Au plus fort de la guerre d’Algérie, le général de Gaulle décide de lancer le programme de développement que la France envisage pour le pays. Pendant son discours le 3 octobre 1958, il fait ainsi connaître les détails du plan de Constantine, considéré comme une continuité du lancement du projet militaire « Challe ». L’objectif s’annonce ambitieux : réduire l’inégalité entre algériens-français en Algérie grâce à la construction de nouveaux logements, la création de nouveaux emplois ainsi que la redistribution des terres agricoles.
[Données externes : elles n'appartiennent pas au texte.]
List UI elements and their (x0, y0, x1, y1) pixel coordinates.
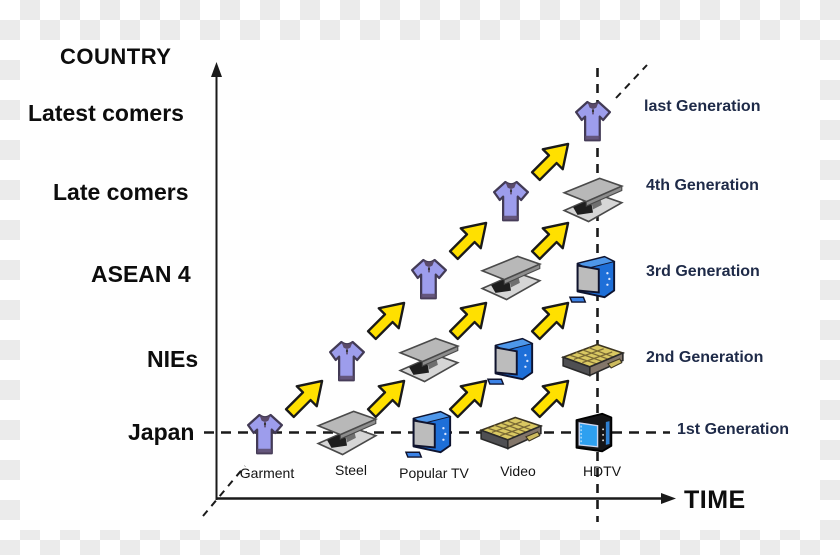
generation-label-1st: 1st Generation (677, 421, 790, 438)
country-label-latest-comers: Latest comers (28, 100, 184, 126)
y-axis-arrowhead-icon (211, 62, 222, 77)
generation-label-4th: 4th Generation (646, 177, 759, 194)
x-axis-arrowhead-icon (661, 493, 676, 504)
generation-label-3rd: 3rd Generation (646, 263, 760, 280)
country-label-japan: Japan (128, 419, 195, 445)
country-label-late-comers: Late comers (53, 179, 189, 205)
diagonal-dashed-upper (615, 64, 648, 99)
generation-label-2nd: 2nd Generation (646, 349, 764, 366)
country-label-asean-4: ASEAN 4 (91, 261, 191, 287)
y-axis-title: COUNTRY (60, 44, 172, 69)
x-axis-title: TIME (684, 486, 746, 514)
generation-label-last: last Generation (644, 98, 761, 115)
product-label-popular-tv: Popular TV (399, 465, 469, 481)
product-label-video: Video (500, 463, 536, 479)
product-label-steel: Steel (335, 462, 367, 478)
diagonal-dashed-lower (202, 465, 246, 517)
product-label-garment: Garment (239, 465, 295, 481)
country-label-nies: NIEs (147, 346, 199, 372)
product-label-hdtv: HDTV (582, 463, 622, 479)
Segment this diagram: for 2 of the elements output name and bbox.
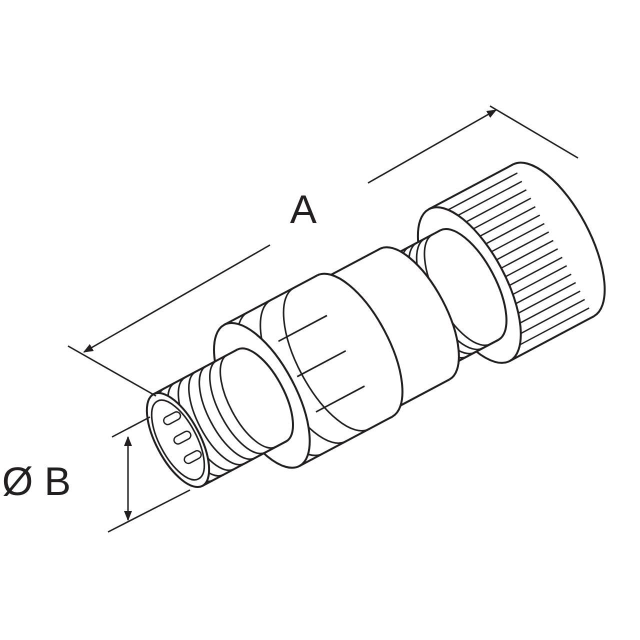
dimension-label: Ø B xyxy=(2,462,71,502)
dimension-label: A xyxy=(290,190,317,230)
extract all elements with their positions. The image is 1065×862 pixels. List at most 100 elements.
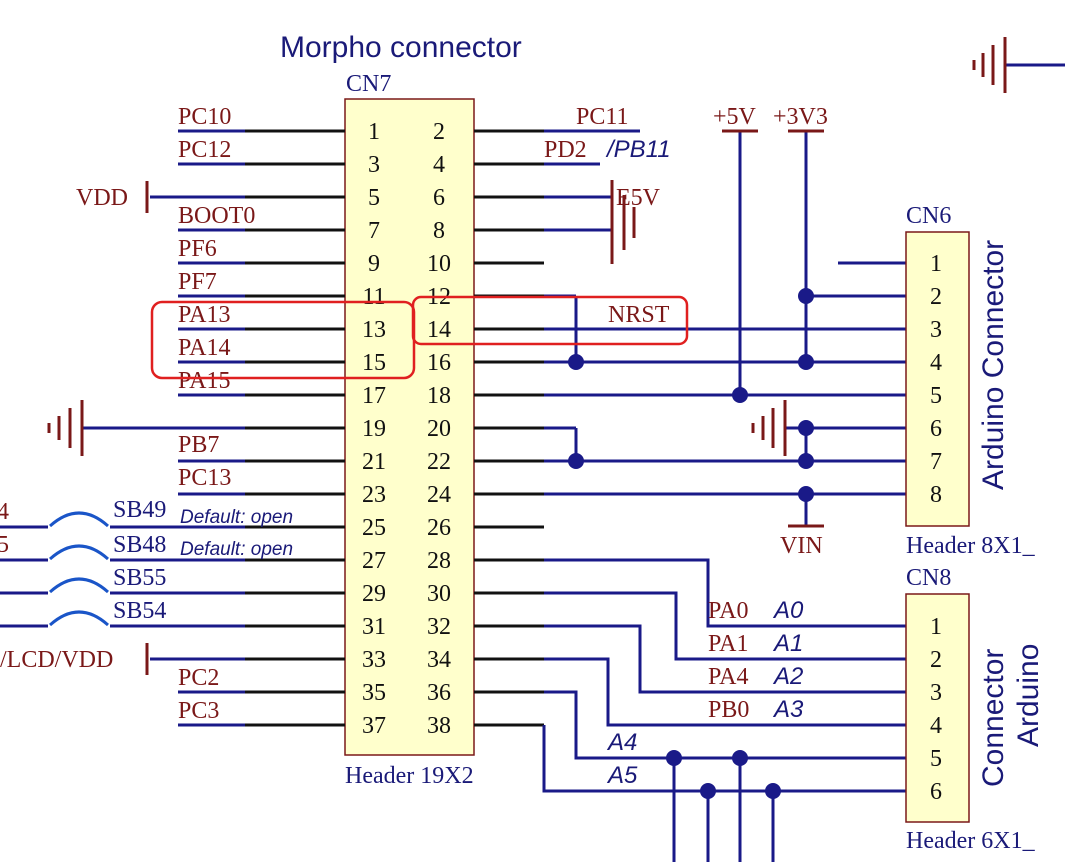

La mise en œuvre du plan de Constantine est prévue pour une période de cinq ans. Sa réalisation s’appuie essentiellement sur le programme d’industrialisation, de construction d’infrastructures publiques et la politique d’investissements des entreprises privées.  Toutes les ressources du pays seront mobilisées : terres cultivables, hydrocarbures, ressources énergétiques, industries métallurgiques et chimiques, etc. Le but étant d’d’atteindre une croissance à deux chiffres des indicateurs économiques. En parallèle, le plan de Constantine prévoit de conséquences sociales énormes : 400 000 nouveaux emplois, scolarisation des deux tiers des enfants musulmans, nouveaux logements pour un million de personnes. Le financement nécessaire pour le projet est estimé à 2.5 milliards de nouveaux francs.

 

Un succès éphémère

Le 16 septembre 1958, un retournement politique vient troubler la réalisation du projet suite aux déclarations du Chef de l’État. Ils semblent, en effet, que ces projets socio-éconimiques ne sont autres qu’un moyen d’établir une pacification trompeuse afin de bloquer le mouvement du FLN et de perdurer ainsi indéfiniment la colonisation. S’enchaîne alors la démission de plusieurs hommes politiques, dont le conseiller d’État André Jacomet et trois autres directeurs dans l’Industrie, des Travaux Publics et du Plan. Ce bouleversement finit par décourager les investisseurs et les entrepreneurs étrangers. Faute de moyens financiers, le plan du Constantine est alors officiellement abandonné vers la fin de l’année 1961, il n’a alors duré que 26 mois.